The upcoming meeting of the Federal Open Market Committee (FOMC) on October 28-29, 2025 is a pivotal event for global financial markets. 

What the FOMC is facing

The committee is operating in a challenging environment: inflation remains above goal while job-market softness is increasing. In addition, key economic data has been delayed by a government shutdown, leaving policymakers to make decisions in the face of heightened uncertainty. 

Markets are pricing in a strong probability of a 25-basis-point rate cut at the October meeting. However, the real market driver may be the post-meeting statement and forecast projections rather than the cut itself. Any signal that future cuts will be modest or delayed may create volatility. 

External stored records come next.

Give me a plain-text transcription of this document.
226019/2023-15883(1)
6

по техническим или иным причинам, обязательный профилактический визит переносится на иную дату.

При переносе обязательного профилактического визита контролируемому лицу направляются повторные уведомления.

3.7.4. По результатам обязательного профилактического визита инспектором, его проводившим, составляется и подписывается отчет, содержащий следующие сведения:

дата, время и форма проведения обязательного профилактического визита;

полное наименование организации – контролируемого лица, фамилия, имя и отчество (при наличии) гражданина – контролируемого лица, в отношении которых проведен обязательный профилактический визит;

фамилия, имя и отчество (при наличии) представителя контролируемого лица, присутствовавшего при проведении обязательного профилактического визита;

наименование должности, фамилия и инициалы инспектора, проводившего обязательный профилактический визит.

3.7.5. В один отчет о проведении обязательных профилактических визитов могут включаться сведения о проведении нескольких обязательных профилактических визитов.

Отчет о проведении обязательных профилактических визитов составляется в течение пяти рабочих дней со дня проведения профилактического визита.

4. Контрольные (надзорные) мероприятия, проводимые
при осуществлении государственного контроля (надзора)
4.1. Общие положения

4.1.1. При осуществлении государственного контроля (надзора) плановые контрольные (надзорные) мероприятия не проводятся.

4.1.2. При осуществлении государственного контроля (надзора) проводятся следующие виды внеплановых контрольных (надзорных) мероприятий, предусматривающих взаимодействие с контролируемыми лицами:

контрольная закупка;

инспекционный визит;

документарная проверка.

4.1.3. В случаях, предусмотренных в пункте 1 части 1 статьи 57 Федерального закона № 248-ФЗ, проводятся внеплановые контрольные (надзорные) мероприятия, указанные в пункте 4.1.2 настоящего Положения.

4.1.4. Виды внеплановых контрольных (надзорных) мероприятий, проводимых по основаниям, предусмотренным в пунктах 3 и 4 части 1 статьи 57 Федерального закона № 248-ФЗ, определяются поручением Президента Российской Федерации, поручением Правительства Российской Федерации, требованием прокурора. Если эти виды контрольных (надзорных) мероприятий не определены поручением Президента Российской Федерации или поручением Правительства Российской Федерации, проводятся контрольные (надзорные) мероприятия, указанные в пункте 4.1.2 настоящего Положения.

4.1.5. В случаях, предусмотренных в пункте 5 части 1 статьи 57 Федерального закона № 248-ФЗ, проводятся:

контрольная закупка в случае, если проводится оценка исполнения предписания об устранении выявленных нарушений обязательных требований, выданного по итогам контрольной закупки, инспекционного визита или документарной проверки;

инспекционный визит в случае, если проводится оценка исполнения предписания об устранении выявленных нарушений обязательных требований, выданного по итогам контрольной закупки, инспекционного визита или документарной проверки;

Why this matters for gold and broader markets

A dovish outcome (rate cut + forward guidance signalling more easing) tends to favour gold, as lower interest rates reduce the opportunity cost of holding non-yielding assets. Moreover, a weaker dollar and lower real yields support bullion prices. Conversely, a hawkish tone could temper gold’s upside and favour yield-sensitive assets.

Takeaway:

Investors should be prepared not just for what the FOMC does, but how it frames the future. Key parts to watch include:

  • Whether the Fed retains any reference to inflation risk or employment weakness

  • The summary of economic projections (if released) or commentary on future rate path

  • Any balance-sheet or quantitative-easing signals

In short: the next FOMC meeting may set the tone for interest-rate expectations into 2026 and act as a trigger for precious-metals repositioning.